A Neural Network Prediction-Based Adaptive Mode Selection Scheme in Full-Duplex Cognitive Networks

Abstract

In this paper, we propose a neural network (NN) predictor for multi-slot prediction and an adaptive mode selection scheme, with the goal of improving secondary users (SUs) throughput while alleviating collision to primary user (PU) in full-duplex (FD) cognitive networks. Conventionally, FD SU can either operate in a transmission-and-reception (TR) mode to improve its throughput, or a transmission-and-sensing (TS) mode to avoid collision to PU. The difference between TR and TS modes in goal gives rise to a trade-off between higher SUs throughput and lower collision probability, which can be optimized by allowing SU to switch between these two modes.
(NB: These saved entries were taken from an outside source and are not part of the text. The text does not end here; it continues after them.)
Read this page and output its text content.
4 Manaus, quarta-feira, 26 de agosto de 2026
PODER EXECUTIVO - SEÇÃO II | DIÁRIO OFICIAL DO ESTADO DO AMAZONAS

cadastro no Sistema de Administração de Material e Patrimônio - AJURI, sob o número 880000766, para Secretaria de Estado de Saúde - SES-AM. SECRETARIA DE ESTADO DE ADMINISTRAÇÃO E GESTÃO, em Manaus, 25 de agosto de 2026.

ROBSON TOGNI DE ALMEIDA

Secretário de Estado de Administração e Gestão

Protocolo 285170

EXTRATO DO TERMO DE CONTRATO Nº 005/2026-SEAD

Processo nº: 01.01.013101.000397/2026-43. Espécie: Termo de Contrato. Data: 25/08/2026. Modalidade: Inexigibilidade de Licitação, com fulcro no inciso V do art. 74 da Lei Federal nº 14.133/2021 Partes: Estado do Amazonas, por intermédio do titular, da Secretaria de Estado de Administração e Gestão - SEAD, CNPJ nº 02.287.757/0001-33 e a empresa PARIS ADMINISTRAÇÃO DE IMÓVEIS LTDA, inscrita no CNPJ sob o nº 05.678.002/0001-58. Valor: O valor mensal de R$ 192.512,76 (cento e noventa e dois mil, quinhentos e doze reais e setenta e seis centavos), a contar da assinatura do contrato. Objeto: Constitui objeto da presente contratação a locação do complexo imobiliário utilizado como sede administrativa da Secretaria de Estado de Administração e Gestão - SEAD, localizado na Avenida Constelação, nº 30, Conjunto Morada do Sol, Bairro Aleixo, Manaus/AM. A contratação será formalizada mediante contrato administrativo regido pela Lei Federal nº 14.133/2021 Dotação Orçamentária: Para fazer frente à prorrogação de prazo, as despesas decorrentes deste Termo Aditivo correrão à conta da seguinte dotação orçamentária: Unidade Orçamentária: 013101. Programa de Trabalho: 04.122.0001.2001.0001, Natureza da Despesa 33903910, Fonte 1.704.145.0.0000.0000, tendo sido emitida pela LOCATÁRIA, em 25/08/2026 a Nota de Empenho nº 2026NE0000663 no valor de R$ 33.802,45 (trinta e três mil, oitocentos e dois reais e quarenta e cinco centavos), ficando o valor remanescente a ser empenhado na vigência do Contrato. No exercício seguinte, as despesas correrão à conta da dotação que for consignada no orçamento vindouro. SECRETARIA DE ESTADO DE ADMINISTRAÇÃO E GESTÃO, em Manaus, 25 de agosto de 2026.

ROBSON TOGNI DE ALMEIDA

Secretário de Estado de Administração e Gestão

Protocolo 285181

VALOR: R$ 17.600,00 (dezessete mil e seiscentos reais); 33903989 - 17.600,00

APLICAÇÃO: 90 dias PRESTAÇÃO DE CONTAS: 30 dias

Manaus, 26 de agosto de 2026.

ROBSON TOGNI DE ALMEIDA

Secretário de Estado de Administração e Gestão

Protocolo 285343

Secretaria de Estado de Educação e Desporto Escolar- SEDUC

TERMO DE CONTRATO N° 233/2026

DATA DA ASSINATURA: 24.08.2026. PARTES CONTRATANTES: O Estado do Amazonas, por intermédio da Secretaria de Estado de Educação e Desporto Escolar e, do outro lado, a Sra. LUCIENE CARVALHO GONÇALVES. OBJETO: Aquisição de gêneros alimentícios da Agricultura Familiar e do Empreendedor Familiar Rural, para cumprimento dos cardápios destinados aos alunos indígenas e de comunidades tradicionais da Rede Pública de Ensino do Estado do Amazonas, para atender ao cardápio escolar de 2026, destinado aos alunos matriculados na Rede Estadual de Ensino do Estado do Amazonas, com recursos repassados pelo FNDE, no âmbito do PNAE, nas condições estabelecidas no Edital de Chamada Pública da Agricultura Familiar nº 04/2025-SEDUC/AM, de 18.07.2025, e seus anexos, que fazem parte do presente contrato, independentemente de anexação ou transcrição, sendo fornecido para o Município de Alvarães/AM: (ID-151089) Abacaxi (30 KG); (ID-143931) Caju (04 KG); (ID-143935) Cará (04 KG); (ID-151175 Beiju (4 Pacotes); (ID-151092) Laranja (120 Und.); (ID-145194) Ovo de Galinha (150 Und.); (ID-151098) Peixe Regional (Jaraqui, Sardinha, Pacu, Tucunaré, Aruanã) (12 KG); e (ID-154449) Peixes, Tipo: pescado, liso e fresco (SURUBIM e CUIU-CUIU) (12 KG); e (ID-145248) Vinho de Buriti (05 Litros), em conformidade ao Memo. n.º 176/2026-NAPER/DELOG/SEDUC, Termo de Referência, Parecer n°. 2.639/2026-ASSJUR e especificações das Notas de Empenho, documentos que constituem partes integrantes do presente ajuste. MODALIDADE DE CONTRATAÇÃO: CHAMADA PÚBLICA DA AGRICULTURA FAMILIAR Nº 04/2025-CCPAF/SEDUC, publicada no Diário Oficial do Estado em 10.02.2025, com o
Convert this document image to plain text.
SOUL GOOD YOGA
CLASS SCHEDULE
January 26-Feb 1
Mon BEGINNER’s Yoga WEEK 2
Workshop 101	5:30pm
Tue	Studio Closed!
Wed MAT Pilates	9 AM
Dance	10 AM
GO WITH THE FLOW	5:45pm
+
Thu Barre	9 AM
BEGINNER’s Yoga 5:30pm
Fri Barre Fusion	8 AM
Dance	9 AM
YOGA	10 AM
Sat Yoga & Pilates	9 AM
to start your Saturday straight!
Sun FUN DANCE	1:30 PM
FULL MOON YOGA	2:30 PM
Accordingly, we design an NN predictor to predict PUs future activity which is considered as the basis of switching. In such a context, we analyze the prediction performance in terms of prediction error probability. We also compare the performance of our proposed scheme with conventional TR and TS modes in terms of SUs average throughput and collision probability, respectively. Simulation results show that our proposed scheme achieves almost the same SUs average throughput as TR mode when PU has low tolerance for collision. Meanwhile, the collision probability can be reduced by up to 92% close to that of TS mode.